Riz Mokal (South Square; University College London – Faculty of Laws; University of Aberdeen – School of Law) has posted Reasons, Justice, And Law on SSRN. Here is the abstract:

Law is routinely invoked as providing reasons. Sometimes it is taken as triggering prudential reasons, as where compliance avoids sanction. Sometimes it is said to figure in moral reasoning in ways that are not distinctive to law, including by bearing on reasons to do what would otherwise be morally impermissible. Whether, and if so how, law can give rise to moral reasons distinctively, and with what normative implications, is deeply contested. This paper asks when, and on what basis, legal positions—duties, rights, powers, permissions, prohibitions, immunities, and similar—succeed in structuring such moral reasons. The paper considers and rejects arguments to the effect that law creates distinctive reasons internal to legal practice, and that it provides authority-based ‘reasons about reasons’.

The paper’s central claim is that legal positions figure in moral reasoning in a way distinctive to law by complying, to an adequate degree, with the requirements of justice governing both outcomes and the processes by which they are reached.
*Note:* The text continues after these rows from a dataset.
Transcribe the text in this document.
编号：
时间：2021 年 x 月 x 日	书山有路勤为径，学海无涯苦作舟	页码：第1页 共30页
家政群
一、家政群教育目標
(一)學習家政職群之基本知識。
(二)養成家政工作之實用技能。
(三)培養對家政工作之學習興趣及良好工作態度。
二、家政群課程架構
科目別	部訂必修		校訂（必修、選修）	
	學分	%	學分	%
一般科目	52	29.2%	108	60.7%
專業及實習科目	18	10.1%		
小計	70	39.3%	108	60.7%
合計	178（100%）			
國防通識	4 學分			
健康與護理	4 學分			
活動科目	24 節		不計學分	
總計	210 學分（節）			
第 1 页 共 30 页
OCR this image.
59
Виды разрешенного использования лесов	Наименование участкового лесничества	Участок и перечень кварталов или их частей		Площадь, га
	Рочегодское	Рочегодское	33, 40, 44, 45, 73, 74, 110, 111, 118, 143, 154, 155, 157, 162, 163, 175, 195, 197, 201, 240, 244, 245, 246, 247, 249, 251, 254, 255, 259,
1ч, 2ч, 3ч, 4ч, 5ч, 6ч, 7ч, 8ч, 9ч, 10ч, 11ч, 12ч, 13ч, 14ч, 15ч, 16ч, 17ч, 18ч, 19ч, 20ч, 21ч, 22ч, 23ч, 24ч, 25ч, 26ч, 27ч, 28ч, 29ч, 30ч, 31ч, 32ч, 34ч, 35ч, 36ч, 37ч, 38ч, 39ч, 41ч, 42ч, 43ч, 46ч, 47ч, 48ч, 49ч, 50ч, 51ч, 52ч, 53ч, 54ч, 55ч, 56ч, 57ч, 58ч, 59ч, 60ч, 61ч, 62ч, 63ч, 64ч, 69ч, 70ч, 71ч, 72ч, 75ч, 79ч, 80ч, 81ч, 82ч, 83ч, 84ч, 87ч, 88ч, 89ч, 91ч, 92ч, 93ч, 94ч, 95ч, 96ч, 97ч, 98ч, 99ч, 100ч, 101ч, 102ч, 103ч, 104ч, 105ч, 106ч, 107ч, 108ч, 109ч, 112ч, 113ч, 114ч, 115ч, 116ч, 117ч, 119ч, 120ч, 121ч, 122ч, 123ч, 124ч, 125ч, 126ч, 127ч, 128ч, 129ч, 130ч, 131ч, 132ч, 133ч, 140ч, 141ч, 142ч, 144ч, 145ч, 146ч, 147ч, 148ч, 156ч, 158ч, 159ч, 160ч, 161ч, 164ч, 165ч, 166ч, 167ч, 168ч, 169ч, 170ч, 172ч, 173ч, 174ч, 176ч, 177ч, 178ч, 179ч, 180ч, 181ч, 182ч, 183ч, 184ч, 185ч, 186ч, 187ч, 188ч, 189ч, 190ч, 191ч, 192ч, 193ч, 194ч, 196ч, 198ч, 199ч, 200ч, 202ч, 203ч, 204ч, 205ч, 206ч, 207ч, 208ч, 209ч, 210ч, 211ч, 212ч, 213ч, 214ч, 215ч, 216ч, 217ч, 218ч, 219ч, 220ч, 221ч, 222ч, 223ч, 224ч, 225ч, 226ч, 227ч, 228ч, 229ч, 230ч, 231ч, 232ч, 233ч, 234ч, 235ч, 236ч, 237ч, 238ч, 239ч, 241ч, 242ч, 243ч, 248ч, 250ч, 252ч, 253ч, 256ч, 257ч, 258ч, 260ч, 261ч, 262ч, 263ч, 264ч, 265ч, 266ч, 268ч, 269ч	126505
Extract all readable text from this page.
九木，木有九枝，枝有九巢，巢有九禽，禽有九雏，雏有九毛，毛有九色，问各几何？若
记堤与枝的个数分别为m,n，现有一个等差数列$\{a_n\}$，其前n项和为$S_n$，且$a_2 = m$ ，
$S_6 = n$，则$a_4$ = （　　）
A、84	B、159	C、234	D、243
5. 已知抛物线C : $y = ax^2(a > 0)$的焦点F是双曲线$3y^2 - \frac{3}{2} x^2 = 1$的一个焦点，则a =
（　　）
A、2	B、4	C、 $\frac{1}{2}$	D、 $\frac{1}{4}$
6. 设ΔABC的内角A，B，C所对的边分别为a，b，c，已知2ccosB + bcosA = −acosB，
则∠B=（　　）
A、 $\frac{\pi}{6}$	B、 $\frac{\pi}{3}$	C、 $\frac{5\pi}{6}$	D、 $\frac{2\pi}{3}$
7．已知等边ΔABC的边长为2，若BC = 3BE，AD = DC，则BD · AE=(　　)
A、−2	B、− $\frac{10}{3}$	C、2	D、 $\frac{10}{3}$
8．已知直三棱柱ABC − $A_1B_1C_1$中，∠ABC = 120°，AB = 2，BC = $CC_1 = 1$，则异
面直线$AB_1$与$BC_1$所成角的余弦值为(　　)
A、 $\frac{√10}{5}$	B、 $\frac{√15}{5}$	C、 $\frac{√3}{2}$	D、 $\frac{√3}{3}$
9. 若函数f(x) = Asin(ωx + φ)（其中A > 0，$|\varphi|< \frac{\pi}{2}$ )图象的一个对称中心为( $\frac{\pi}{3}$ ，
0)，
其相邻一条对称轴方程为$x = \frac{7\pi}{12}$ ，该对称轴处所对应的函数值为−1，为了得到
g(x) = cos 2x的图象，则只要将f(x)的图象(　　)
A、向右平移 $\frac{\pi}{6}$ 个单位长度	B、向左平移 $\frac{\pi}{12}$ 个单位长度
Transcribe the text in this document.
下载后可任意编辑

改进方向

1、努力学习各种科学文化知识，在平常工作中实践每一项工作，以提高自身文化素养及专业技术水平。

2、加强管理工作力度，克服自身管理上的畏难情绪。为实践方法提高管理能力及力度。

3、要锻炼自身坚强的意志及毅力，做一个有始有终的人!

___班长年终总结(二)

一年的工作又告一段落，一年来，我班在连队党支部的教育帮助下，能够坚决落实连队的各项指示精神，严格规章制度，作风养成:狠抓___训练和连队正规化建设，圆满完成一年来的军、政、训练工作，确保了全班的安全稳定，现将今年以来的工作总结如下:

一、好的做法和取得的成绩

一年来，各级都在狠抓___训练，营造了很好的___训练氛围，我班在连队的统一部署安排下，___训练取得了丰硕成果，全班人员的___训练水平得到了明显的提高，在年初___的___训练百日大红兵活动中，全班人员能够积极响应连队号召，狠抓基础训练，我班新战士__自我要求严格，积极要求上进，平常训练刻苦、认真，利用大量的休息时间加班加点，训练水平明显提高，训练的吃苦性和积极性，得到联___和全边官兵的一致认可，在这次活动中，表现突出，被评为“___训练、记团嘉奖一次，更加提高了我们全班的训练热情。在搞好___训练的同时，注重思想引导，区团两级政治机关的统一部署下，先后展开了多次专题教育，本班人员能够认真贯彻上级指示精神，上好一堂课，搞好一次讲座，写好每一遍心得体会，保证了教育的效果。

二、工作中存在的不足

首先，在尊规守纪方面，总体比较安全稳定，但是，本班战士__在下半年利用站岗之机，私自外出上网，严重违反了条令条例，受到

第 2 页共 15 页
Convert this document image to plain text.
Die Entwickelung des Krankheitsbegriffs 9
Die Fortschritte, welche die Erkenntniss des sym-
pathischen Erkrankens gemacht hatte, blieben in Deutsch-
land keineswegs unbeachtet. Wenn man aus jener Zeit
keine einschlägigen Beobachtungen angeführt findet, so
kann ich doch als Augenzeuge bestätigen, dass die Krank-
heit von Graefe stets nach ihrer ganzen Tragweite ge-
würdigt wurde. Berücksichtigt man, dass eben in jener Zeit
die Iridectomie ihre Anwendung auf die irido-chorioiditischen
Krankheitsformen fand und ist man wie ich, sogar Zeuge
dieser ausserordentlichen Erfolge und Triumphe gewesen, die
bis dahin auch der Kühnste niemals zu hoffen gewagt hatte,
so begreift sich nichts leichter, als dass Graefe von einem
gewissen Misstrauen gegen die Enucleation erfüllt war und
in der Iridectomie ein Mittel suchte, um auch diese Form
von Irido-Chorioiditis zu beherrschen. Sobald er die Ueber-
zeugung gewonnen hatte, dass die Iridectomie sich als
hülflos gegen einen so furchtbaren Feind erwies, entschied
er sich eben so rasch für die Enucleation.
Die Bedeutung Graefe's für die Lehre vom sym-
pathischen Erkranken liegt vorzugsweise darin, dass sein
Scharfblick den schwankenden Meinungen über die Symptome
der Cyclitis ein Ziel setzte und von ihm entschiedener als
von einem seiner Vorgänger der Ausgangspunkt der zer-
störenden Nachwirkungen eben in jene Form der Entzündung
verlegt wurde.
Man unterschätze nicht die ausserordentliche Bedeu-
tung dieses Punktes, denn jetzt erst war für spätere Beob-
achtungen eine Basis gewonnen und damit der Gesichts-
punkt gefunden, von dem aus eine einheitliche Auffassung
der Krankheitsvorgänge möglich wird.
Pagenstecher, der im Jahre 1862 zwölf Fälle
For these purposes, justice is understood as governing the distribution of allocable benefits and burdens for which persons or institutions bear responsibility. Claims of justice arise in relation to those whose equal standing must be respected by those with responsibility for such distributions. To respect a person’s equal standing is to treat them as equally entitled to justification.

The paper develops equal standing as both a constraint on what may count as a reason of justice at all and as a structuring principle for assessing five categories of justice-relevant considerations familiar in legal reasoning: consent, expectation, desert, need, and prior entitlement. It explains why justice is scalar rather than binary, how outcome- and process-based reasons may conflict, and why adequately just institutional procedures may generate reasons of justice to defer to their outcomes under conditions of reasonable disagreement.

Insolvency law is treated as a demanding test case. Conditions of scarcity, conflict, and compulsory loss-allocation bring questions of justice to the fore, making insolvency a useful site for examining how law specifies, settles, and allocates responsibility for acting on justice-based reasons under conditions of reasonable disagreement.